Empirical analysis and findings

Validity and reliability

Standardised factor loadings, squared multiple correlations (SMC) and model fit indices are considered to be the key statistical criteria for an acceptable measurement model. Table 3 summarises the statistical criteria of the measurement model. R2 represents the squared multiple correlations and all the values are above the recommended level of 0.50. In addition, all standardised factor loadings are above the recommended level of 0.70 and statistically significant. Furthermore, a good measurement model fit is indicated as the Tucker Lewis Index (TLI) and Comparative Fit Index (CFI) are both well above the recommended level of 0.90.

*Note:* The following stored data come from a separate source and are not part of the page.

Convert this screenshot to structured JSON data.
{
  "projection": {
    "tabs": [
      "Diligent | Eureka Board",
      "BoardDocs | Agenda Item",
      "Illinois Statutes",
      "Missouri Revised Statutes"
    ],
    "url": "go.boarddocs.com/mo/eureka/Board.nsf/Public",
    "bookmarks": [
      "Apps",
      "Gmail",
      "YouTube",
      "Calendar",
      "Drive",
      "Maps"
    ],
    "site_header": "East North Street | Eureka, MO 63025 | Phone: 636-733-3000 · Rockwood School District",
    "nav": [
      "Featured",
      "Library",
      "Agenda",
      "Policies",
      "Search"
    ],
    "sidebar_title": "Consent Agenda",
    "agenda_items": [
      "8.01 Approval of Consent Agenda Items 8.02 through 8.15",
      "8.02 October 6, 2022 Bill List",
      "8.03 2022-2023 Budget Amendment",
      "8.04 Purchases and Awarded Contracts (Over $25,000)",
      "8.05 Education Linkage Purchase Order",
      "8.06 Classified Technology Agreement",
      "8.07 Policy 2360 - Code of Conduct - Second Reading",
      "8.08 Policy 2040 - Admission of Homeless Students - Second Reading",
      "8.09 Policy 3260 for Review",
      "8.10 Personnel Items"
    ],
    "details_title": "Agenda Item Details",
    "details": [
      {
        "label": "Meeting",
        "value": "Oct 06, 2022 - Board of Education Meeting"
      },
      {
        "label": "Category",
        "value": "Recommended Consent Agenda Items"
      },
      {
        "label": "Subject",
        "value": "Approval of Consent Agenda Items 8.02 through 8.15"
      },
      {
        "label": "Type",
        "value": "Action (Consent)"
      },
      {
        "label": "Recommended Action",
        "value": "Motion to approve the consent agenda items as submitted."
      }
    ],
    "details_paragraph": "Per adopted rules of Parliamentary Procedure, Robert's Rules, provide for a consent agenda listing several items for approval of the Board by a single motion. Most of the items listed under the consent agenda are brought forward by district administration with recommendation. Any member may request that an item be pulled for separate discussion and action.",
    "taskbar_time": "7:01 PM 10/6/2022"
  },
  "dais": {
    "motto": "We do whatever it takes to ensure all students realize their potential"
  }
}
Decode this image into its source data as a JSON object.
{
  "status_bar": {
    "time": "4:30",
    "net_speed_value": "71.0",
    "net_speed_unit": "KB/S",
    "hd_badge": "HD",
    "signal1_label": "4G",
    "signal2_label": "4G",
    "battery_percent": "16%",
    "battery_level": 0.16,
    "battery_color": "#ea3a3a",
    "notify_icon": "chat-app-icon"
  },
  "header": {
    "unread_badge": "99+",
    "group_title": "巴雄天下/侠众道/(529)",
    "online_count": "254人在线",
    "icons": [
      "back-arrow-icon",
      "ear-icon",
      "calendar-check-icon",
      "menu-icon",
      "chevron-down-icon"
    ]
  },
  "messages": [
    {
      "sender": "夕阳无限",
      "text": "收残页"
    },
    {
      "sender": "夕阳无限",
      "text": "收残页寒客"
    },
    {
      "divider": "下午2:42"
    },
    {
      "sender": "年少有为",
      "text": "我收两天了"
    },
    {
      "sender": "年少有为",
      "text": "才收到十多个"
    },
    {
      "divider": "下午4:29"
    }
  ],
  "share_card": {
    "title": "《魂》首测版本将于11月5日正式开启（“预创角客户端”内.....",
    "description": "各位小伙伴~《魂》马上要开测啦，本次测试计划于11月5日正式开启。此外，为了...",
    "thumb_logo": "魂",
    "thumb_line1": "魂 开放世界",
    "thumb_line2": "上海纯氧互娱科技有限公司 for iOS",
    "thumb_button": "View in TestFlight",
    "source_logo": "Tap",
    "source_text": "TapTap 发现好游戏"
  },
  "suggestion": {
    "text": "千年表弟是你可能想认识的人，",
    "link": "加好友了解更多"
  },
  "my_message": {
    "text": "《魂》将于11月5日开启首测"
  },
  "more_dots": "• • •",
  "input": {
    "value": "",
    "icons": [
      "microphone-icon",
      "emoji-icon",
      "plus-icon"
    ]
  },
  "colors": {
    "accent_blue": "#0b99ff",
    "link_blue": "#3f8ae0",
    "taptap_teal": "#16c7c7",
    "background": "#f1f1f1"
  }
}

Table 3 Summary Results of Measurement Model

Latent Construct Observed Indicators Unstandardized factor loadings Standardized factor loadings Standard error Z-value R2 (item reliability)
QPI QPI 0.23 1.00*** 0.01 24.61 1.00
LP LPIAT 0.17 0.93*** 0.01 24.62 0.86
LPICQ 0.18 0.97*** 0.01 29.75 0.94
LPIEA 0.12 0.85*** 0.01 19.40 0.73
LPIEC 0.20 0.95*** 0.01 27.93 0.90
LPIFS 0.13 0.87*** 0.01 22.55 0.76
LPIQT 0.22 0.97*** 0.01 29.42 0.95
ST CT 1.46 0.98*** 0.07 20.28 0.95
LSC 0.78 0.88*** 0.04 19.24 0.77
NE PGDP 0.99 1.00*** 0.04 23.16 1.00

Model-fit: χ2 (31) = 81.93, CFI = 0.98, TLI = 0.97, RMSEA = 0.09, SRMR = 0.02

*p < 0.05, **p < 0.01, ***p < 0.001

In addition to the model fit indices and SMC, we also checked the reliability of the latent constructs. Reliability is referred to by the value of Cronbach's Alpha. The Cronbach's Alpha values of the constructs LP and ST are 0.97 and 0.86, respectively; both values exceed the required level of 0.70 as suggested by Nunnally. This also confirms internal consistency of the latent constructs.

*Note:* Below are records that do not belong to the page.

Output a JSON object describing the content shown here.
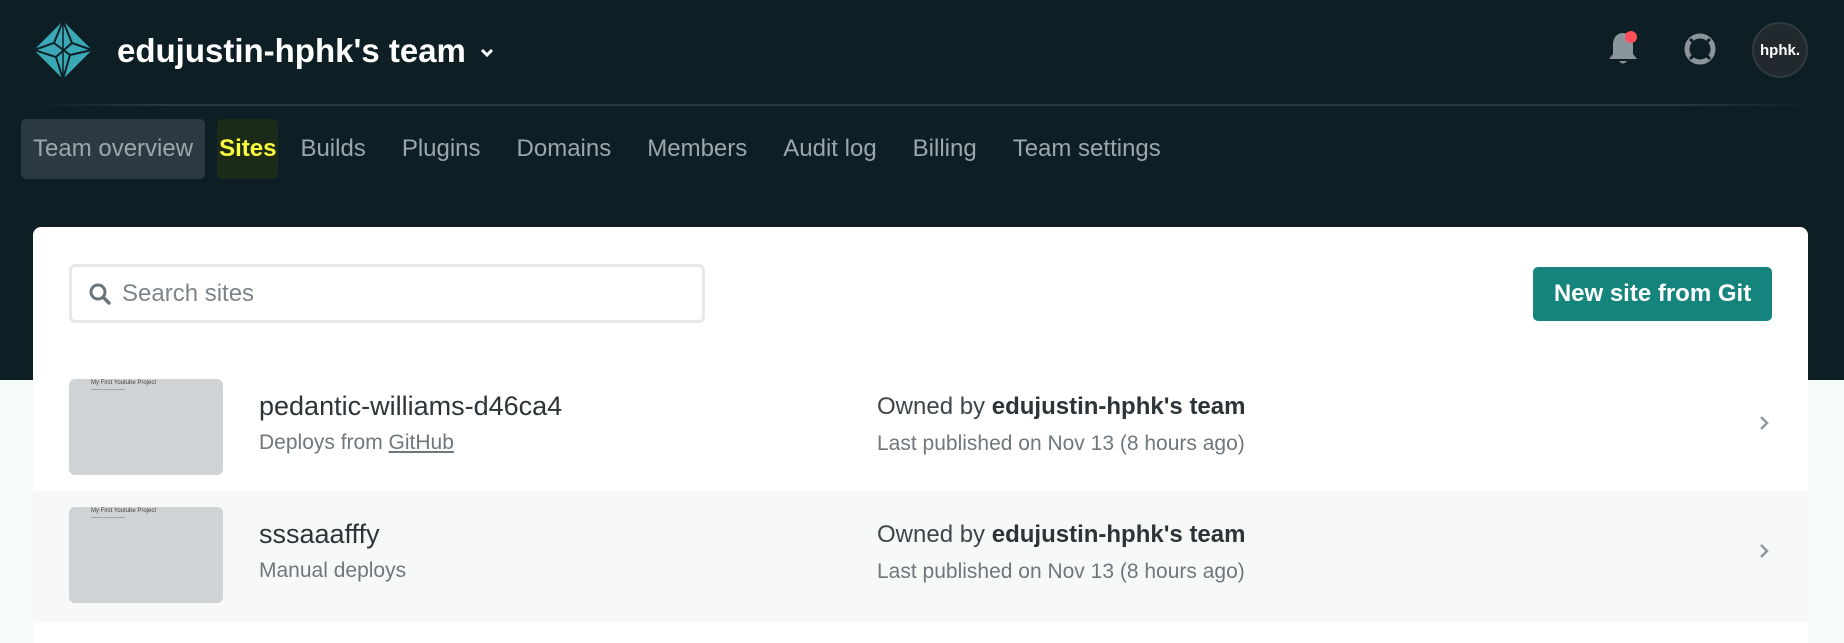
{
  "header": {
    "team_name": "edujustin-hphk's team",
    "avatar_initials": "hphk."
  },
  "nav": {
    "items": [
      {
        "label": "Team overview"
      },
      {
        "label": "Sites"
      },
      {
        "label": "Builds"
      },
      {
        "label": "Plugins"
      },
      {
        "label": "Domains"
      },
      {
        "label": "Members"
      },
      {
        "label": "Audit log"
      },
      {
        "label": "Billing"
      },
      {
        "label": "Team settings"
      }
    ]
  },
  "search": {
    "placeholder": "Search sites"
  },
  "new_site_button": "New site from Git",
  "sites": [
    {
      "name": "pedantic-williams-d46ca4",
      "deploy_prefix": "Deploys from ",
      "deploy_link": "GitHub",
      "owned_by_prefix": "Owned by ",
      "owner": "edujustin-hphk's team",
      "published": "Last published on Nov 13 (8 hours ago)",
      "thumb_title": "My First Youtube Project"
    },
    {
      "name": "sssaaafffy",
      "deploy_prefix": "Manual deploys",
      "owned_by_prefix": "Owned by ",
      "owner": "edujustin-hphk's team",
      "published": "Last published on Nov 13 (8 hours ago)",
      "thumb_title": "My First Youtube Project"
    }
  ],
  "colors": {
    "header_bg": "#0e1e25",
    "accent": "#15847d",
    "active_nav": "#fcff3b",
    "notification_dot": "#ff4d5a"
  }
}
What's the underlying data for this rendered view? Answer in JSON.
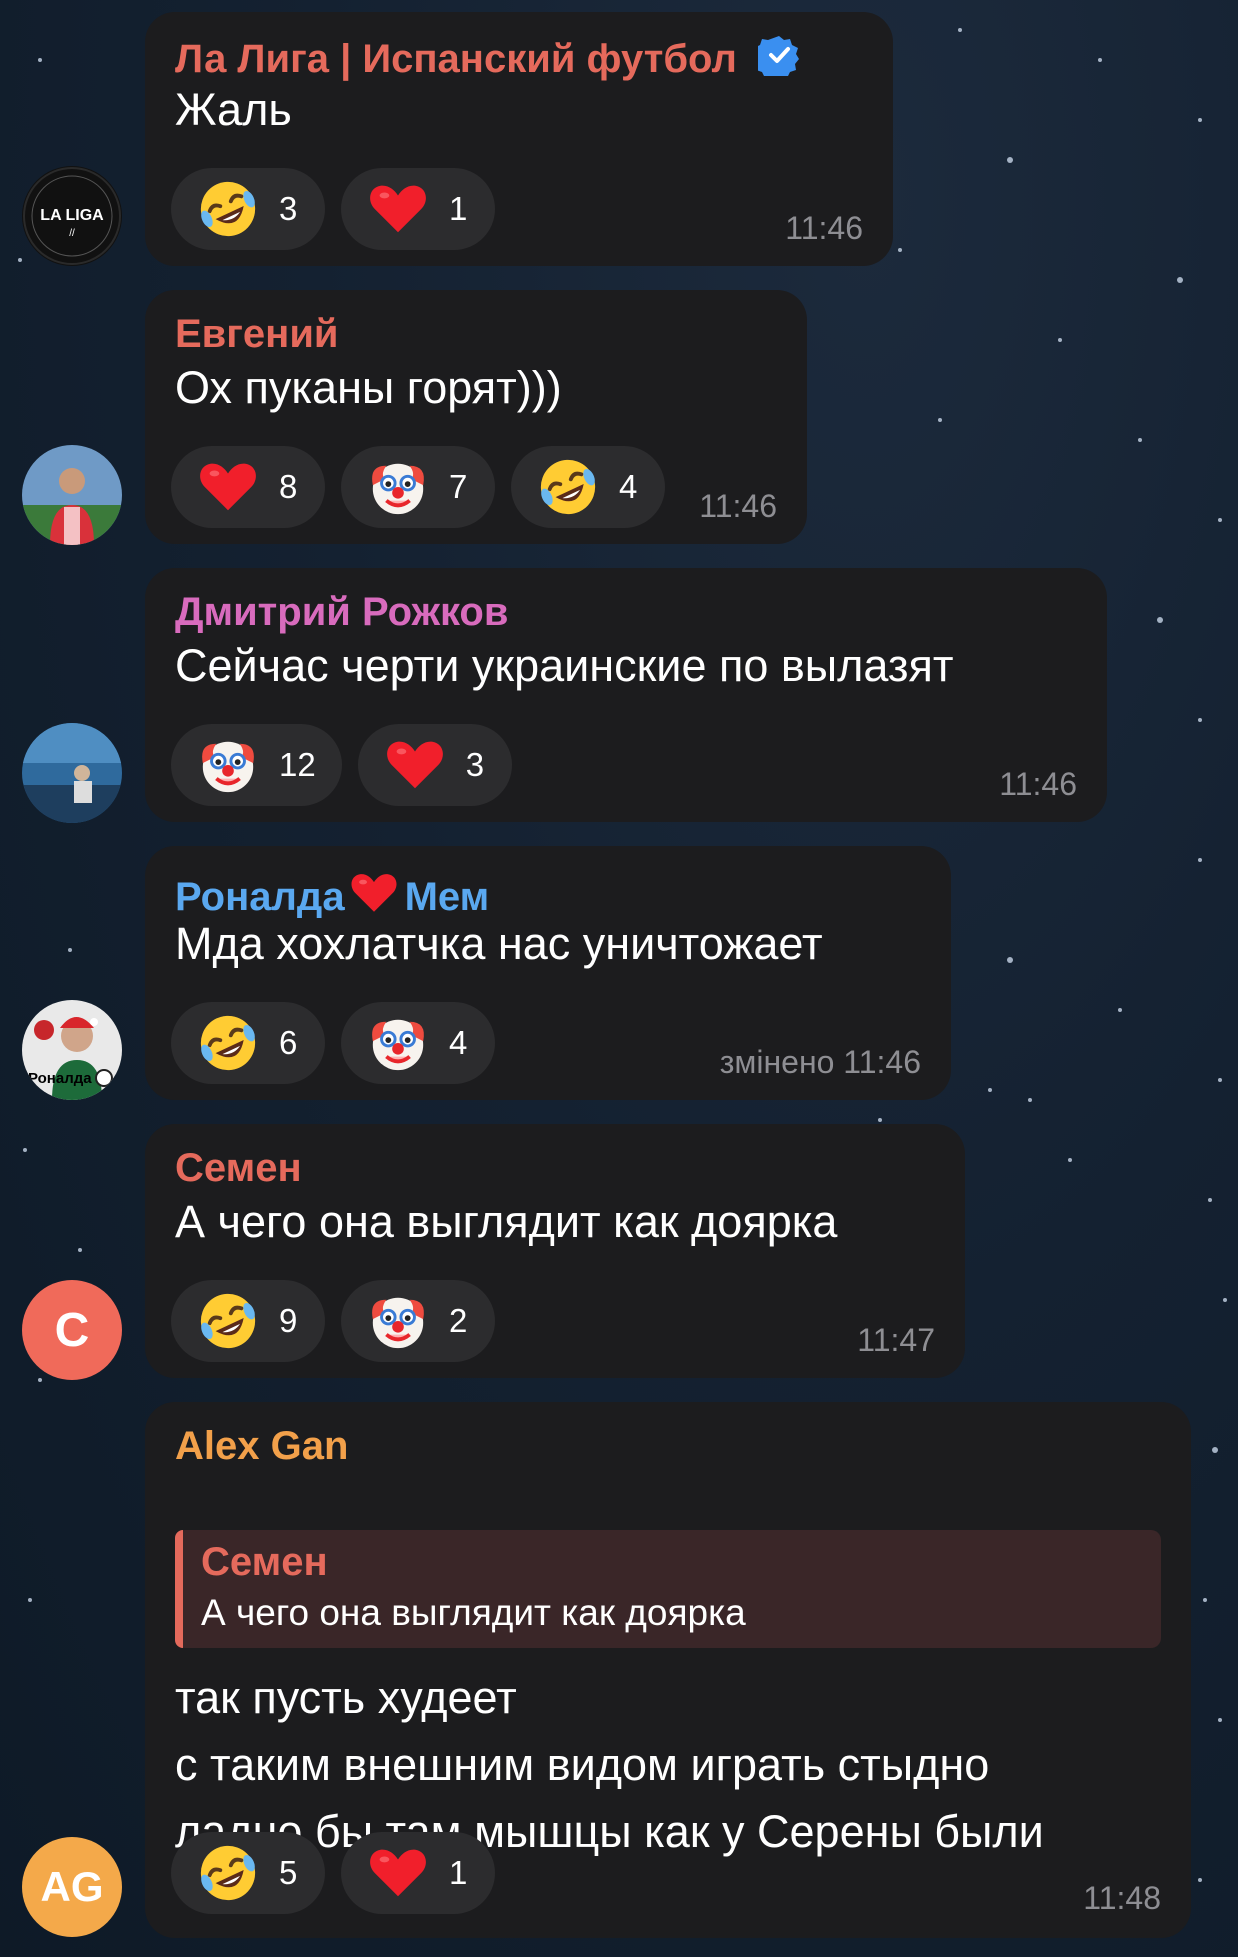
{
  "messages": [
    {
      "name": "Ла Лига | Испанский футбол",
      "name_color": "#e56a5c",
      "verified": true,
      "avatar": {
        "type": "logo",
        "text": "LA LIGA",
        "bg": "#111111"
      },
      "text": "Жаль",
      "time": "11:46",
      "reactions": [
        {
          "icon": "rofl-emoji-icon",
          "count": "3"
        },
        {
          "icon": "heart-emoji-icon",
          "count": "1"
        }
      ]
    },
    {
      "name": "Евгений",
      "name_color": "#e56a5c",
      "avatar": {
        "type": "photo",
        "bg": "#3f6e9a"
      },
      "text": "Ох пуканы горят)))",
      "time": "11:46",
      "reactions": [
        {
          "icon": "heart-emoji-icon",
          "count": "8"
        },
        {
          "icon": "clown-emoji-icon",
          "count": "7"
        },
        {
          "icon": "rofl-emoji-icon",
          "count": "4"
        }
      ]
    },
    {
      "name": "Дмитрий Рожков",
      "name_color": "#d86bbd",
      "avatar": {
        "type": "photo",
        "bg": "#2f5f8a"
      },
      "text": "Сейчас черти украинские по вылазят",
      "time": "11:46",
      "reactions": [
        {
          "icon": "clown-emoji-icon",
          "count": "12"
        },
        {
          "icon": "heart-emoji-icon",
          "count": "3"
        }
      ]
    },
    {
      "name_part1": "Роналда",
      "name_part2": "Мем",
      "name_color": "#5aa8f0",
      "avatar": {
        "type": "photo",
        "bg": "#e8e8e8",
        "caption": "Роналда"
      },
      "text": "Мда хохлатчка нас уничтожает",
      "time": "змінено 11:46",
      "reactions": [
        {
          "icon": "rofl-emoji-icon",
          "count": "6"
        },
        {
          "icon": "clown-emoji-icon",
          "count": "4"
        }
      ]
    },
    {
      "name": "Семен",
      "name_color": "#e56a5c",
      "avatar": {
        "type": "initials",
        "text": "С",
        "bg": "#f06a5a"
      },
      "text": "А чего она выглядит как доярка",
      "time": "11:47",
      "reactions": [
        {
          "icon": "rofl-emoji-icon",
          "count": "9"
        },
        {
          "icon": "clown-emoji-icon",
          "count": "2"
        }
      ]
    },
    {
      "name": "Alex Gan",
      "name_color": "#f2a04a",
      "avatar": {
        "type": "initials",
        "text": "AG",
        "bg": "#f4a94a"
      },
      "reply": {
        "name": "Семен",
        "text": "А чего она выглядит как доярка"
      },
      "lines": [
        "так пусть худеет",
        "с таким внешним видом играть стыдно",
        "ладно бы там мышцы как у Серены были"
      ],
      "time": "11:48",
      "reactions": [
        {
          "icon": "rofl-emoji-icon",
          "count": "5"
        },
        {
          "icon": "heart-emoji-icon",
          "count": "1"
        }
      ]
    }
  ],
  "colors": {
    "bubble": "#1c1c1e",
    "reaction_bg": "#2c2c2e",
    "time": "#8e8e93",
    "verified": "#3a8ff0"
  }
}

To test for convergent validity, we examined the statistical significance of the factor loadings through their z-values (also stated as t-values). As a rule of thumb, acceptable estimates should have z-values higher than 2 or less than − 2. As depicted in Table 3, all z-values of indicators are higher than 2, which means that all indicators measure their respective latent construct, and confirm the uni-dimensionality and convergent validity of each construct. As all the R2 values are above 0.50, item reliability is also confirmed. To assess discriminant validity, a series of pairwise confirmatory factor analyses (CFA) were conducted. In this process, a non-constrained CFA of one pair of constructs was compared with a constrained CFA at a time to avoid the influence of construct pairs with significant values over non-significant ones. All the chi-square difference test results were statistically significant (p < 0.001), providing evidence of the discriminant validity of the constructs.